Antonio Navarro, a Grace senior vice president, said the company had no problem making the suggested change. ``It's small and not at all central. It's a throw-away line.'' Navarro said the company was hopeful CBS would open its airways to still more issue advertising. ``We feel they now have a well thought-out policy instead of before, where there was nothing concrete to go by,'' stated Navarro.
But Stuart Sucherman, a lawyer with Jack Hilton, Inc., a media consulting firm, said the CBS policy still leaves a lot of questions. ``We still have a `Talmudic' definition of what is a controversial issue. The policy is restrictive rather than expansive.''
In its revised policy, CBS has defined a controversial issue as one ``which has a significant impact on society or its institutions, and which is the subject of vigorous debate with substantial elements in the community in opposition to one another.'' If an advertisement explicitly takes a position, or implicitly presents arguments similiar to those taken by one side of a position, CBS will reject the commercials.
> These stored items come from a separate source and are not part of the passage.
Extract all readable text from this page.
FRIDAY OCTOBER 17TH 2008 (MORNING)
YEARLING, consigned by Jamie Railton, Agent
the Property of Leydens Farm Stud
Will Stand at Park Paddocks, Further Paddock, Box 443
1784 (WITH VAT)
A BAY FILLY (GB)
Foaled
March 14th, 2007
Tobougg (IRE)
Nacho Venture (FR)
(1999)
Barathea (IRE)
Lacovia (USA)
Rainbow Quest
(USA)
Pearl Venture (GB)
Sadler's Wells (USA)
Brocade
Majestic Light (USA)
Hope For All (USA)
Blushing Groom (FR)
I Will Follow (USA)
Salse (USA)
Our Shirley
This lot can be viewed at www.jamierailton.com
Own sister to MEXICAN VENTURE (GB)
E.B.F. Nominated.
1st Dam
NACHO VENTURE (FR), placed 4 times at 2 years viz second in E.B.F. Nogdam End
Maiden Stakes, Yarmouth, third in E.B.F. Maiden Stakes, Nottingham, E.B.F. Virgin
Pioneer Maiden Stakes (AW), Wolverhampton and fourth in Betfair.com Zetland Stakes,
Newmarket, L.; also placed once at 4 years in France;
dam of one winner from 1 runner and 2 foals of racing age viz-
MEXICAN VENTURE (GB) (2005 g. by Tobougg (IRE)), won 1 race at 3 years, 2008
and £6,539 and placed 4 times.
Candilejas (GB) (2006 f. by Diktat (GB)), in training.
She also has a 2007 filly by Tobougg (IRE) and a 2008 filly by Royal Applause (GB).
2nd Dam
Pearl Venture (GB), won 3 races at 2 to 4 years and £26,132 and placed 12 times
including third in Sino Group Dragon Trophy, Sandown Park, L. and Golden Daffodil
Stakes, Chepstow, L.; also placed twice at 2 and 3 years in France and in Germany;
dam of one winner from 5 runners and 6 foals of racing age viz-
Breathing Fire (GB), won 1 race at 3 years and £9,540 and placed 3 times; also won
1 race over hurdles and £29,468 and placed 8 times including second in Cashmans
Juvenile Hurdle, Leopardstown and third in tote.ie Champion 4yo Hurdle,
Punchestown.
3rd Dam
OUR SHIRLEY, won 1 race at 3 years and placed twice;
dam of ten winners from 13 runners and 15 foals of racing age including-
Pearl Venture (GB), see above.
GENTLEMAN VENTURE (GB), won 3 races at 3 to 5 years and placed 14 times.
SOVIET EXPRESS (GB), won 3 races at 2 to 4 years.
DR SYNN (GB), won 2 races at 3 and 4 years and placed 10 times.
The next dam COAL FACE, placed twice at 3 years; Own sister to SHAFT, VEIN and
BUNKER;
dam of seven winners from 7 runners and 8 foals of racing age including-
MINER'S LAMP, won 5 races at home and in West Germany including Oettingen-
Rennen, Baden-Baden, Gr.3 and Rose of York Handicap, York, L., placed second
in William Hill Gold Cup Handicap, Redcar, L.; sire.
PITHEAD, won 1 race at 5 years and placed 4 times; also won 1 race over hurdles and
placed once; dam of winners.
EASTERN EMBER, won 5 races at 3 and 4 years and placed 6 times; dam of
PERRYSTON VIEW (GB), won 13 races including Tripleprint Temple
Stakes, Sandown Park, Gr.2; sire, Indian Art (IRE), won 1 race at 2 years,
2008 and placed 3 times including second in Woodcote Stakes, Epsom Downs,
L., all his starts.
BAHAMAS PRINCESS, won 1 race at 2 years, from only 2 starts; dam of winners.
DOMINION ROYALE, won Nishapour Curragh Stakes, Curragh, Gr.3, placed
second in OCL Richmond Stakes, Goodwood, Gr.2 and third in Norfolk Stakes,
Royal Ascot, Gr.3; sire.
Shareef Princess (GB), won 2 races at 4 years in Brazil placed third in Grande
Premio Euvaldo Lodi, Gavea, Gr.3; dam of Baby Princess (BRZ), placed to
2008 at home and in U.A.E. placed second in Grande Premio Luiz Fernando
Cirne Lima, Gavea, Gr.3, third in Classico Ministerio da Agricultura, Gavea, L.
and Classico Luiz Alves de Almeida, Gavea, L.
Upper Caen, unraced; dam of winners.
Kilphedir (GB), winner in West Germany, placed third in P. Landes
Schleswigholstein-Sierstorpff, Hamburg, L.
George Schweitzer, vice president for communications at CBS, said the network had asked Grace to make the modification six months ago. Although Grace has indicated it now will make the modification, it has not yet resubmitted the ad.
ABC said it had not made any changes in its policies. NBC could not be reached for comment.
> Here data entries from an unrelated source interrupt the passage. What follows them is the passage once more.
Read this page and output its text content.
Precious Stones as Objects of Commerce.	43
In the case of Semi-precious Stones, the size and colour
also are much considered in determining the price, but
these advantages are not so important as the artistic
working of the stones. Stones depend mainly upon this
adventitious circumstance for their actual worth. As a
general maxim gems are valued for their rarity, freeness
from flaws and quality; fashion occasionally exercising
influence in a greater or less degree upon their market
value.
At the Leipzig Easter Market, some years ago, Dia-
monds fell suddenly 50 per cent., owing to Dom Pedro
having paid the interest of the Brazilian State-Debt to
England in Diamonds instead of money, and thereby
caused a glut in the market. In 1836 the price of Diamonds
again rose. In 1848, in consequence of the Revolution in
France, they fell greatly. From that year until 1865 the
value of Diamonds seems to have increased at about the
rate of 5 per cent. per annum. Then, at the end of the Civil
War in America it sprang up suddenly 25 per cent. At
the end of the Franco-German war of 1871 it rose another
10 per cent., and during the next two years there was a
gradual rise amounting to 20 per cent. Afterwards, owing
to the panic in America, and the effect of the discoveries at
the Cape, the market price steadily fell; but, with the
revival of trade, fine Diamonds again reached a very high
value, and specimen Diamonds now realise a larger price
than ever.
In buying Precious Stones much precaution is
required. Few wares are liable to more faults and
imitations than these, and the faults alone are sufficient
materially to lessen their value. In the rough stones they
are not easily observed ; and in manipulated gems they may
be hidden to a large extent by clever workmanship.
The budget deficit problem has been of special concern to J. Peter Grace, the chairman of W.R. Grace. President Reagan appointed Mr. Grace to head up a commission of business leaders to find ways to pare the budget deficit. The resulting Grace Commission Report was considered controversial in suggesting ways the government could save billions of dollars.
Califano, who is with the law firm Dewey, Ballantine, Bushby, Palmer & Wood, has written to all three networks asking them to completely revise their policy. In letters to the chairmen of the networks, he wrote, ``. . .the three national networks have near monopoly power in determining the extent to which television contributes to a well-informed citizenry and to the free marketplace of ideas.'' ABC restricts issues on controversial subjects to the after-midnight period while CBS and NBC prohibit them altogether.
Califano has been unsuccessful so far in convincing the networks to completely open up the airwaves.